Discovery! High-precision entry! Hidden gem EA Cygnus USDJPY
There are many veteran EA traders who check how the EA product pages are written and their content to decide whether to use them, in parallel with their performance results, but to meet the needs of such people, the EA Cygnus USDJPY M5 Cygnus USDJPY M5 will be introduced today by performing backtests, etc.
Cygnus USDJPY M5 is an EA for USD/JPY on the 5-minute chart.
The product page states that it prioritizes easy risk management even with high-lot trading, with one position and no hedging.
Backtest results over seven years or more (backtesting results since March 7, 2012)
Starting with a $10,000 margin, the maximum drawdown was $332.05 (3.26%), a very small drawdown and indicates easy risk control.
The developer MT Lightning explained that the logic isn't about calculating trend angles using multiple moving averages as is common with scalper-type EAs; instead, it uses a mid-term MACD and a short-term Bollinger to confirm the general direction on the daily chart while trading on the 5-minute chart.
Also, as stated on the product page, there is a take-profit value of 20 pips, the stop-loss setting is 100 pips, and when the profit width reaches 20 pips, a trailing stop is triggered to extend the profit.

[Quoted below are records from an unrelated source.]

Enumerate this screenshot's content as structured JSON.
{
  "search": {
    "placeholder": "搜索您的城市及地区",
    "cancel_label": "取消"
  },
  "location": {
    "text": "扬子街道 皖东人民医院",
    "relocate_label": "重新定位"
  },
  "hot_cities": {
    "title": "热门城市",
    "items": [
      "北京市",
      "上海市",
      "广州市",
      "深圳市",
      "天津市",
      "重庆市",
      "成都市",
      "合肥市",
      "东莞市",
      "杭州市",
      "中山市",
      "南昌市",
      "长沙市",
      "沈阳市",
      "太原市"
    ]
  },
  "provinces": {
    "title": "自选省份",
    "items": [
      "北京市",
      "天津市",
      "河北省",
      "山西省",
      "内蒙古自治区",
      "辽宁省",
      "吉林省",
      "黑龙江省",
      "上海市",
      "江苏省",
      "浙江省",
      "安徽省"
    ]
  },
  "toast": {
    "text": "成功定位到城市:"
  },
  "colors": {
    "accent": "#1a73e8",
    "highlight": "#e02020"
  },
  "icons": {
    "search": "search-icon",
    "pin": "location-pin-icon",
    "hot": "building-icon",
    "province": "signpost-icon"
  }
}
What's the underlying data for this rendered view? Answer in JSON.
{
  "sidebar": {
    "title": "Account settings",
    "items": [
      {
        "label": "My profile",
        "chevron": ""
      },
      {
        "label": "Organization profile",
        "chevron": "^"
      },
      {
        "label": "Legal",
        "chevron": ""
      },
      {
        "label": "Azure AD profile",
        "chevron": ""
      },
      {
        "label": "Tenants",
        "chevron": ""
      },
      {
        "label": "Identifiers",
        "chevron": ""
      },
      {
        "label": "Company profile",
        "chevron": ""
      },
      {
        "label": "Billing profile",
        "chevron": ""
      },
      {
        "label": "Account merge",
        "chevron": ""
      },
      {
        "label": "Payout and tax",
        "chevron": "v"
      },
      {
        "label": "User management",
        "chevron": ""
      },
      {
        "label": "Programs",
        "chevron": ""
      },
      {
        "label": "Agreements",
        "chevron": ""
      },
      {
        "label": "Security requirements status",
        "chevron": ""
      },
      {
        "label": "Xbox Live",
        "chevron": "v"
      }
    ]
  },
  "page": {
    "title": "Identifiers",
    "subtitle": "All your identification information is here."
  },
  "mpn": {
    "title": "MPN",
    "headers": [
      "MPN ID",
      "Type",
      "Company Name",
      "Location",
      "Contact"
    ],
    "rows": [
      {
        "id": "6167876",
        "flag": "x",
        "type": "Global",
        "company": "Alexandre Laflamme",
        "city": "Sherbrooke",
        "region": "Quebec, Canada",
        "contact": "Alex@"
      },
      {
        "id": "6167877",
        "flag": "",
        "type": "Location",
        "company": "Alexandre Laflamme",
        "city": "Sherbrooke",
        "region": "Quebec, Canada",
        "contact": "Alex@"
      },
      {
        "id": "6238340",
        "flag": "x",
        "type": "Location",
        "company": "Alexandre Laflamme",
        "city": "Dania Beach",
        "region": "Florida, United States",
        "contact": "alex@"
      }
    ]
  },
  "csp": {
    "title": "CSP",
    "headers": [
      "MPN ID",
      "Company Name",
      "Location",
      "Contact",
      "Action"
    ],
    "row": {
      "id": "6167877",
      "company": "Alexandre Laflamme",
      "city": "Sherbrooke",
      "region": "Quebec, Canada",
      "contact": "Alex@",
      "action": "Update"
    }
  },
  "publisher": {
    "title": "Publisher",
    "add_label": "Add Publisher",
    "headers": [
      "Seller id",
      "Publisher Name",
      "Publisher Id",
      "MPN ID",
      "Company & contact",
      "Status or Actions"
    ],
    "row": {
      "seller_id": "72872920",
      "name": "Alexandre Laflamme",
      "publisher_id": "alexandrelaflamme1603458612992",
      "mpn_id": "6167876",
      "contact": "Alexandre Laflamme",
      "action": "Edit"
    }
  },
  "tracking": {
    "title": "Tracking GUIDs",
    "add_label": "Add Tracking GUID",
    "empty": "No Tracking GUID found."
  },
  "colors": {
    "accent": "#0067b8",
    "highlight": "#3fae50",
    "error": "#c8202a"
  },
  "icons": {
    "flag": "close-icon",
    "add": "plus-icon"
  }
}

I was concerned that the stop-loss setting is wide, but the developer said, 'In most cases of stop losses, after entry, if a reverse-direction trend occurs, that trend tends to pause briefly and retrace a little, and that is where the stop loss is set.'’That was the developer's comment.
In fact, in our backtests, losses of 100 pips due to the stop loss occurred only a few times.
This EA is clearly targeting entries at highly precise points that can win, but in the article“Honestly, How to Choose a Good EA?”, there are five points for selecting an EA.
- Forward results have accumulated to some extent, and the graph is upward.
- Low drawdown (not averaging down, not martingale).
- PF (Profit Factor) 1.5 or higher
- Risk-return ratio = Total profit ÷ Maximum drawdown
- Risk-reward ratio = Average profit ÷ Average loss
Let's review them accordingly.
1. Forward results have accumulated to some extent and the graph is rising; as shown in the image below, performance measurement began on November 12, 2019, so this cannot be considered sufficient.
Performance measurement (started November 12, 2019)
2. Low drawdown not including averaging down or martingale; the maximum drawdown is $332.05 (3.26%), and since there is always one position, this criterion is satisfied.
3.PF (Profit Factor) 1.5 or higher — it clearly exceeds this with a value of 1.75.In the article“Honestly, How Do You Choose a Great EA?”In that article, it says that 1.5–2.0 is just right, so this is a good figure.
4. Risk-return ratio = total net profit ÷ maximum drawdown; it was 14.77, calculated as total net profit $4,905.71 ÷ maximum drawdown $332.05.
The risk-return ratio is, as a rule of thumb, 2.0 or higher, so 14.77 is an outstanding performance.
Risk-reward ratio = average profit ÷ average loss is 1.29, with average profit 16.14 pips ÷ average loss 12.46.
The risk-reward ratio being 1 (average profit equals average loss) and a win rate of 50% or more would leave profits, but with a backtest win rate of 57.46% and a risk-reward ratio of 1.29, it can be considered an impeccable result. リスクリワードレシオ1.29ということですので、申し分のない結果と言えます。
The developer also said they would like to improve the relatively small number of trades, but trading by narrowing down to high-precision entry points is the standard approach in discretionary trading.
I think there is an idea to operate with higher lots while watching the capital and the lot size.